Friedman is a sober and pragmatic guide. This is what I like about her. She is not promising miracles, she knows that no approach will work for everyone (or even most people), she has no illusions about the failure rate. There is no magical thinking in this book, only cold and calculated strategies to incrementally increase your likelihood of success. Absent from this book are those “self-help miracle stories” that one so often finds in the writings of professional advice givers.

She is also a fountain of information. Here you will find advice on traditional publication, self-publishing, as well as ample instruction on digital marketing, online platform, and all the other things that keep me up at night. Indeed, Friedman is most enthusiastic and convincing when it comes to online self-promotion. This is unsurprising, since this was her main avenue of success. Still, I think many would-be writers will be surprised by how much of this book is given over to marketing rather than researching and contacting publishers. I know I was.

There is an awful lot of sales talk in this book. Trying to publish a book is, after all, just marketing a product (although I find it bemusing to consider my poor manuscript a commodity). And I must admit that all this talk of hard-selling, soft-selling, building a network, connecting with fans, and suchlike salesy things sometimes gives me a queasy feeling in my stomach. Many writers, I suspect, write to get away from all that, not to make it a permanent fixture in their lives. Writers are not known for being particularly social, suave, or business-savvy creatures.

Nevertheless I think Friedman’s advice is sane and sensible. Her main nugget of wisdom is that your online presence should not be forced or mercenary. Write a blog about something you care about; connect with people just for fun; do things that interest you and that are connected with your creative work. It takes patience and persistence to establish any kind of reputation, following, or clout, so you’ve got to see your digital activity as something rewarding rather than a chore. Easier said than done, I’m sure.

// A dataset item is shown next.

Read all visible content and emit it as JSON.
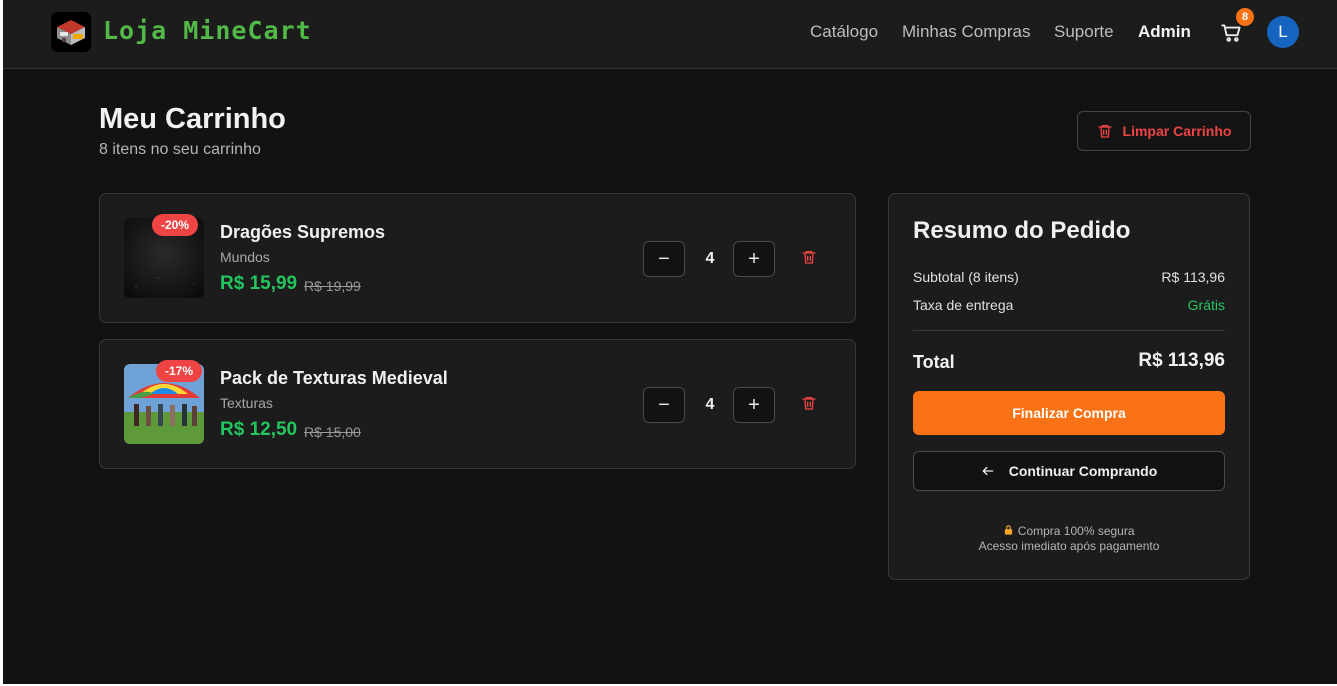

Like anything under the sun, this book is not without its flaws. The main flaw, as Friedman herself acknowledges, is that it was originally written as a series of blog posts. (At one point she says: “If I read a book and think ‘I could’ve gotten this from a series of blog posts,’ then I consider it a failure.” Luckily for her, I’m more lenient in this regard.) The writing is filled with lists, bullet-points, and a relentless stream of short paragraphs. Such writing works extremely well on a blog, of course, where most people are simply scanning for information; but in a book, it grows tiresome.

Another thing I missed was concrete examples. Friedman’s advice, though sensible, was often abstract; often I wished she would give me the story of an author she helped, or just a short vignette about someone who successfully implemented her strategies. I’m sure she has many such stories, and I wished she had used some of them, since they would have brought warmth and blood to potentially anemic advice.

There were also many times I was inclined to doubt her recommendations. For example, Friedman is very keen on authors having their own websites. Now maybe I am exceptional, but I have never, not once, visited an author’s website. Have you? Also, she suggests that you gather emails and send out blasts (not indiscriminately) when you have a big update. But again, I habitually delete all emails that aren’t work related or personal. Doesn’t everyone?

All these quibbles and queries aside, however, I think that this is an excellent book. Friedman is realistic, thorough, and businesslike, without sacrificing the raison d’être of writing: to create and to enjoy the process of creation. Unfortunately for me, I am now fairly convinced that my own poor manuscript hasn’t much commercial potential (but now that I see how brutal the publishing industry is, I’m not sure I mind). In any case, for those lost souls wandering around inferno, looking for the path to paradise, Friedman will be your guide. But be warned: a long climb up Mt. Purgatory awaits!